Ну а про Толика и говорить нечего. В школьном буфете булочки на переменках продают — желтенькие, пушистые, пятак цена-то, да нету у Толика пятака. Баба Шура ему кусок хлеба с маслом дает. Все хлеб да хлеб…
Конечно, и хлеба Толик поест, с ним, понятно, какой разговор. Вот маму жалко, когда поглядишь, как она бабе Шуре все копейки из кармана сдает.
А баба Шура сидит в это время выпрямившись, будто на уроке. Потом вытащит из серой кофты блестящий ключик, откроет комод, достанет оттуда бумажник, в бумажник деньги сложит, комод закроет, ключик обратно в карман.
Будто в доме воры есть и боится баба Шура, как бы кто деньги не взял. Все прячет, прячет деньги в свой бездонный бумажник.
А когда пенсию бабке приносят, она по пять раз на день бумажник свой из комода достает. Деньги все пересчитывает.
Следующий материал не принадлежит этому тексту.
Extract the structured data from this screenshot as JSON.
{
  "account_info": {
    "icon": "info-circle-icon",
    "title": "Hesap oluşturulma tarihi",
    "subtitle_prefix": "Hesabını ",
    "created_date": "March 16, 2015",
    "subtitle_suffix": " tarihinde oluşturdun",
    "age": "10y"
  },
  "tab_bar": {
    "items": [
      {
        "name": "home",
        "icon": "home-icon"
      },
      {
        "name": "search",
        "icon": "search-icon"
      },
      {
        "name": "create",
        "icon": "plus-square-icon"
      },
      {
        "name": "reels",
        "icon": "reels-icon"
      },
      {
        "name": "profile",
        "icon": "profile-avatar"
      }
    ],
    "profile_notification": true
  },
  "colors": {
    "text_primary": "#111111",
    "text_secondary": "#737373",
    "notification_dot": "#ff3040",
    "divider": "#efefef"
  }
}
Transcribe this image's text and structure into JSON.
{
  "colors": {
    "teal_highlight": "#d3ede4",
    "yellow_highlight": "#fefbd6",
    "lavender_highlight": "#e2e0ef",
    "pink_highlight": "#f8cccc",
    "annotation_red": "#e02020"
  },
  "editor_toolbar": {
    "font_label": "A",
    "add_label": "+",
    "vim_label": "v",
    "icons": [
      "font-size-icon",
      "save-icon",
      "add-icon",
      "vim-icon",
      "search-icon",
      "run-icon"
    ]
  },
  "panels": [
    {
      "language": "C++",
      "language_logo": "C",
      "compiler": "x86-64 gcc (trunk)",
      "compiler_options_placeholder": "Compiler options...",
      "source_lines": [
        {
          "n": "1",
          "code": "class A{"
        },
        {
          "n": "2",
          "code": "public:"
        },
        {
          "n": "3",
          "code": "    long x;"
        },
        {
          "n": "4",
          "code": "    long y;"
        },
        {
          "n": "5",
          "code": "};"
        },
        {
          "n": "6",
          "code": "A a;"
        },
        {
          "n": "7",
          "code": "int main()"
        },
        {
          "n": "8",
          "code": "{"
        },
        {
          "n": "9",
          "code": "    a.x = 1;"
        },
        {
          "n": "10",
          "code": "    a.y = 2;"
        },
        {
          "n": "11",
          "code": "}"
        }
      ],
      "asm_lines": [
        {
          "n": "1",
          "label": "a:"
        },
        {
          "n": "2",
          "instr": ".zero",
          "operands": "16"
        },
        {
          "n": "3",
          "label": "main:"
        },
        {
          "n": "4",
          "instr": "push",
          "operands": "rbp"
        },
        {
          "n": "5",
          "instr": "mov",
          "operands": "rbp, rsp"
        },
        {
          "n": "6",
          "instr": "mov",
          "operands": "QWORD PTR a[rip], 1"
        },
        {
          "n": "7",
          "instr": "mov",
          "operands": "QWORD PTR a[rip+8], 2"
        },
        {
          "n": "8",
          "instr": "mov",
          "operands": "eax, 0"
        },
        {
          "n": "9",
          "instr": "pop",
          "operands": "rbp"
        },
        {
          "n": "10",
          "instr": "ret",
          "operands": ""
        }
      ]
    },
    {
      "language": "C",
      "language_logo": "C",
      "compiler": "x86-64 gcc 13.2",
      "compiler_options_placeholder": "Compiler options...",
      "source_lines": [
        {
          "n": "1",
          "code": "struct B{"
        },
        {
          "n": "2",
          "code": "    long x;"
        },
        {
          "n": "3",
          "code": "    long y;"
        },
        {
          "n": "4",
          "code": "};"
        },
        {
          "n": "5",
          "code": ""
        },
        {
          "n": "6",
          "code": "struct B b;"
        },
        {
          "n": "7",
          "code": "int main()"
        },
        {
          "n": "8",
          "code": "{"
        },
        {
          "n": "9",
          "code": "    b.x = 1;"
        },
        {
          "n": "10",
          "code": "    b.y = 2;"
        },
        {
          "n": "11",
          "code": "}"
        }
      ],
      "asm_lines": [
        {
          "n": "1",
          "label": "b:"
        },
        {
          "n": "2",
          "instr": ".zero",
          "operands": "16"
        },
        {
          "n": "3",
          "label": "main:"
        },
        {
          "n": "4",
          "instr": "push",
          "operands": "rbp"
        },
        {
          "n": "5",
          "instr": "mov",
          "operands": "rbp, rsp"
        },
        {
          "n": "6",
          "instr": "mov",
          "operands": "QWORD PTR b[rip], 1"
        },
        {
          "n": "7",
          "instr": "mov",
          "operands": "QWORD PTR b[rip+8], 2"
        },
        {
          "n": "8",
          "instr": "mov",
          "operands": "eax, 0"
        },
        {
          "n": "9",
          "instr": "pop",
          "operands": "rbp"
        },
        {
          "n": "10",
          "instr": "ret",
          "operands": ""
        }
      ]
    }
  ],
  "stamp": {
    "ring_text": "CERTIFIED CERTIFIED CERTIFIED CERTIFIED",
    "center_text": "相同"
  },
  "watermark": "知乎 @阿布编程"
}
От этой пенсии, которую бабке ровно двадцатого числа почтальонша приносит, никому житья нет.
Если почтальонша хоть на день опоздает, бабке прямо невмоготу. Все топчется, топчется по комнате. Будто потеряла чего. Молчит и топчется. Потом не выдержит — оденется и на почту идет. Все бросит — и пойдет. Если на кухне суп у нее варится, так и не доварит, выключит газ и айда на почту. Если там очередь, не поворотит назад баба Шура. Хоть час выстоит, но заставит все перерыть, все бумажки перетрясти, найти ее пенсию. Уж тетки на почте бабу Шуру в лицо знают. И почтальонша старается первой на своем участке ей деньги принести, чтоб не бегала, не мешала работать.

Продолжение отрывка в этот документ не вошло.